Jonathan Clough, head of UK data products at Acxiom, agrees that this is what concerns his company. “The misuse we’ve detected is where a bit of control has been lost down the supply chain. With the audit trail seeding gives us, we can get onto that quickly. For us, the focus is on that loss of control, rather than willful infringements.” That underlines Sleep’s point about wanting to bring accidental or ignorant users back into the customer base, rather than going legal.
In the seeding process, a panel of consumers around the country receives any items mailed to data owned by a client of the service, while email addresses are relayed to inboxes at DQM Group and its call centre takes any telemarketing contact. “Seeding highlights what is happening to the data. We may get a phone call from companies trying to sell utilities or PPI when we know it has not been licenced for that purpose,” says Andrews.
Change data is central to much outbound marketing - picking up on house or business moves or any indicators that are typical triggers of switching and buying. Marketers may claim they have sourced these indicators from the public domain, but permissions can not be sourced in this way. Nor can many other variables which a data owner might licence as an enhancement, but not for direct targeting.
The key to DQM Group’s approach is how it creates seeds. “We generate unique names for each set of client data using a proprietary algorithm which substitutes vowels and consonants in real names and addresses. Each client has unique seeds which are never generated twice,” explains Andrews. The company has registered domain names for which it creates email addresses and unique landline numbers, too. All seeds look like genuine records, rather than being obvious phonies to avoid any manual deletion by users.

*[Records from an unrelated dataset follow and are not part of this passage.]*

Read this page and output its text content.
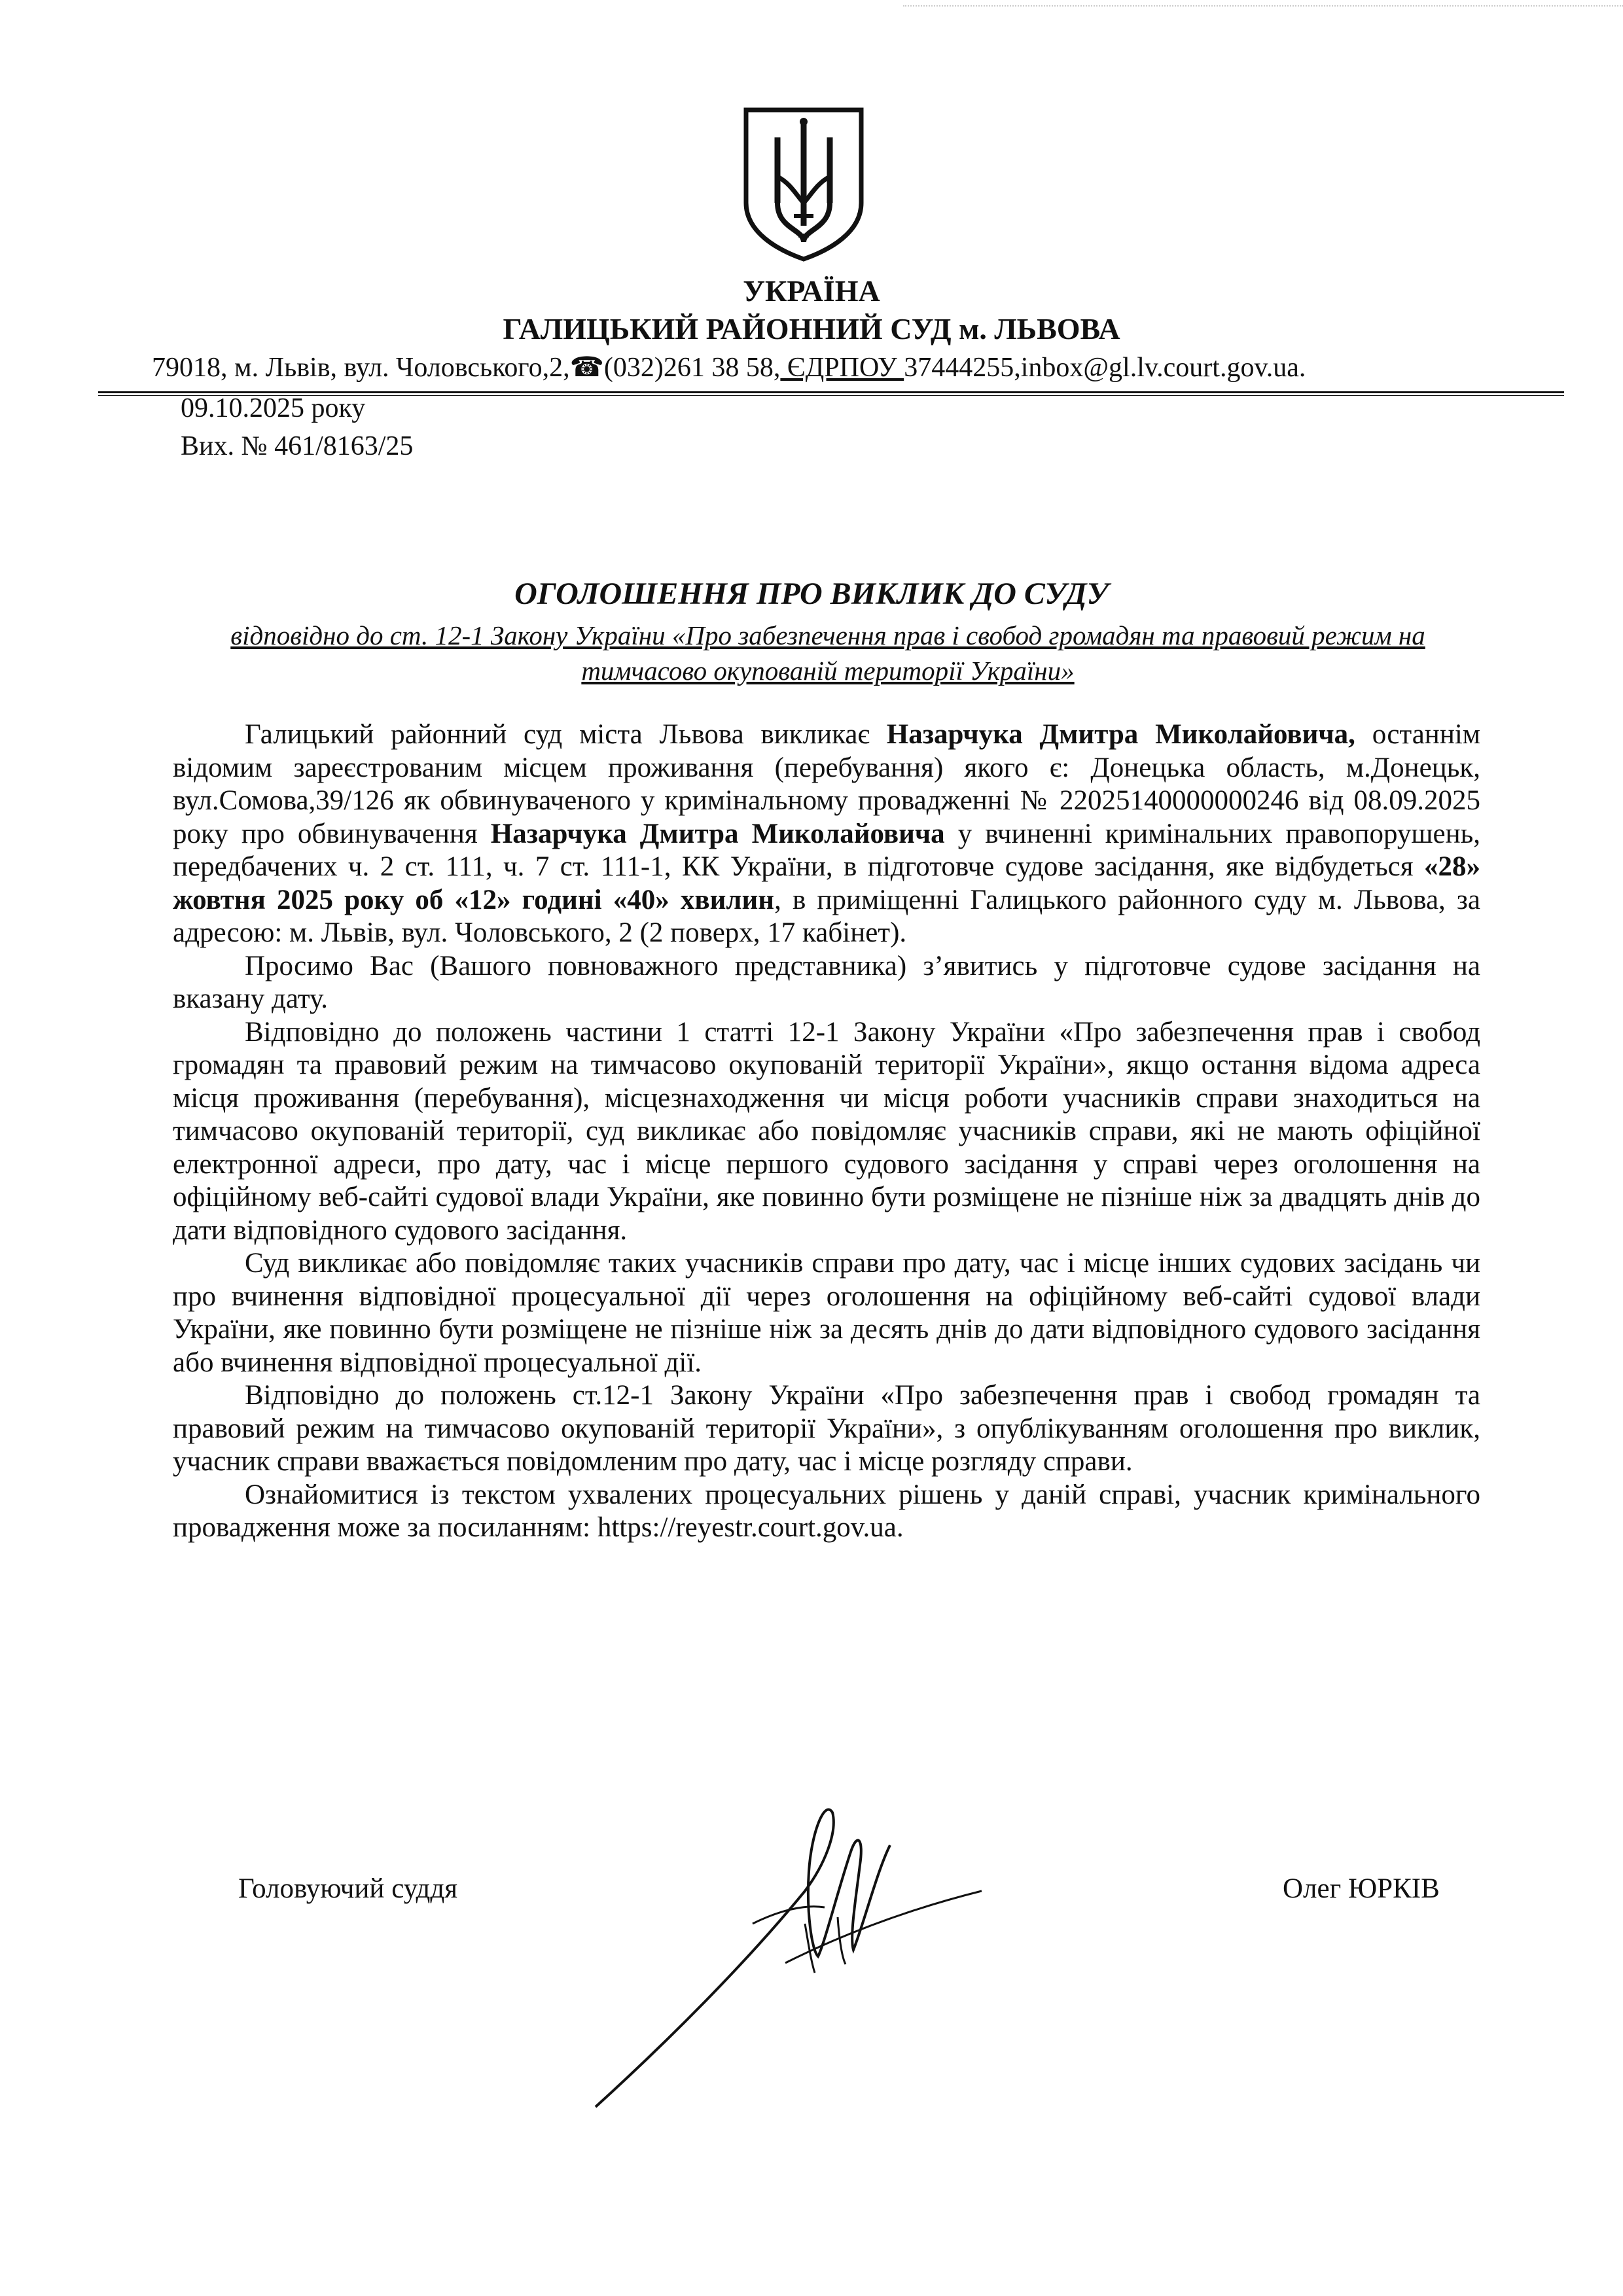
УКРАЇНА
ГАЛИЦЬКИЙ РАЙОННИЙ СУД м. ЛЬВОВА
79018, м. Львів, вул. Чоловського,2,☎(032)261 38 58, ЄДРПОУ 37444255,inbox@gl.lv.court.gov.ua.
09.10.2025 року
Вих. № 461/8163/25
ОГОЛОШЕННЯ ПРО ВИКЛИК ДО СУДУ
відповідно до ст. 12-1 Закону України «Про забезпечення прав і свобод громадян та правовий режим на тимчасово окупованій території України»

Галицький районний суд міста Львова викликає Назарчука Дмитра Миколайовича, останнім відомим зареєстрованим місцем проживання (перебування) якого є: Донецька область, м.Донецьк, вул.Сомова,39/126 як обвинуваченого у кримінальному провадженні № 22025140000000246 від 08.09.2025 року про обвинувачення Назарчука Дмитра Миколайовича у вчиненні кримінальних правопорушень, передбачених ч. 2 ст. 111, ч. 7 ст. 111-1, КК України, в підготовче судове засідання, яке відбудеться «28» жовтня 2025 року об «12» годині «40» хвилин, в приміщенні Галицького районного суду м. Львова, за адресою: м. Львів, вул. Чоловського, 2 (2 поверх, 17 кабінет).

Просимо Вас (Вашого повноважного представника) з’явитись у підготовче судове засідання на вказану дату.

Відповідно до положень частини 1 статті 12-1 Закону України «Про забезпечення прав і свобод громадян та правовий режим на тимчасово окупованій території України», якщо остання відома адреса місця проживання (перебування), місцезнаходження чи місця роботи учасників справи знаходиться на тимчасово окупованій території, суд викликає або повідомляє учасників справи, які не мають офіційної електронної адреси, про дату, час і місце першого судового засідання у справі через оголошення на офіційному веб-сайті судової влади України, яке повинно бути розміщене не пізніше ніж за двадцять днів до дати відповідного судового засідання.

Суд викликає або повідомляє таких учасників справи про дату, час і місце інших судових засідань чи про вчинення відповідної процесуальної дії через оголошення на офіційному веб-сайті судової влади України, яке повинно бути розміщене не пізніше ніж за десять днів до дати відповідного судового засідання або вчинення відповідної процесуальної дії.

Відповідно до положень ст.12-1 Закону України «Про забезпечення прав і свобод громадян та правовий режим на тимчасово окупованій території України», з опублікуванням оголошення про виклик, учасник справи вважається повідомленим про дату, час і місце розгляду справи.

Ознайомитися із текстом ухвалених процесуальних рішень у даній справі, учасник кримінального провадження може за посиланням: https://reyestr.court.gov.ua.

Головуючий суддя	Олег ЮРКІВ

When a seed is called, operators in the call centre give simple replies and never enhance or validate the data being used, to avoid any claim of proprietary research as a defence. While the vast majority of contacts are within agreed terms and conditions, it is not unusual for a user to exceed frequency rules or include a channel in the mix which has not been paid for. In one case, a seed name was emailed over 500 times by a company selling flights.
“A lot of the time, the misuser’s argument is that the data is from their own CRM system or that they verified the record for that purpose. We can show that these records are not a legal entity - they are not a real person - so that is not possible,” says Andrews.
That gives the seeds a robustness which supports the legal framework and enforcement proposed by Birketts. It also allows seeding to be applied to new purposes in the digital marketing world, such as to track that leads from comparison websites are being used within the terms paid for, which might be for a one-time email follow-up only, for example. Says Andrews: “More and more organisations are looking are creative ways of using seeds to protect their data and check whether it is being abused in any way.”
Having proof of when illegitimate activity has taken place is essential to protect data owners’ revenue streams. That is where seeding plays a critical role and, as the man said, tell that to judge.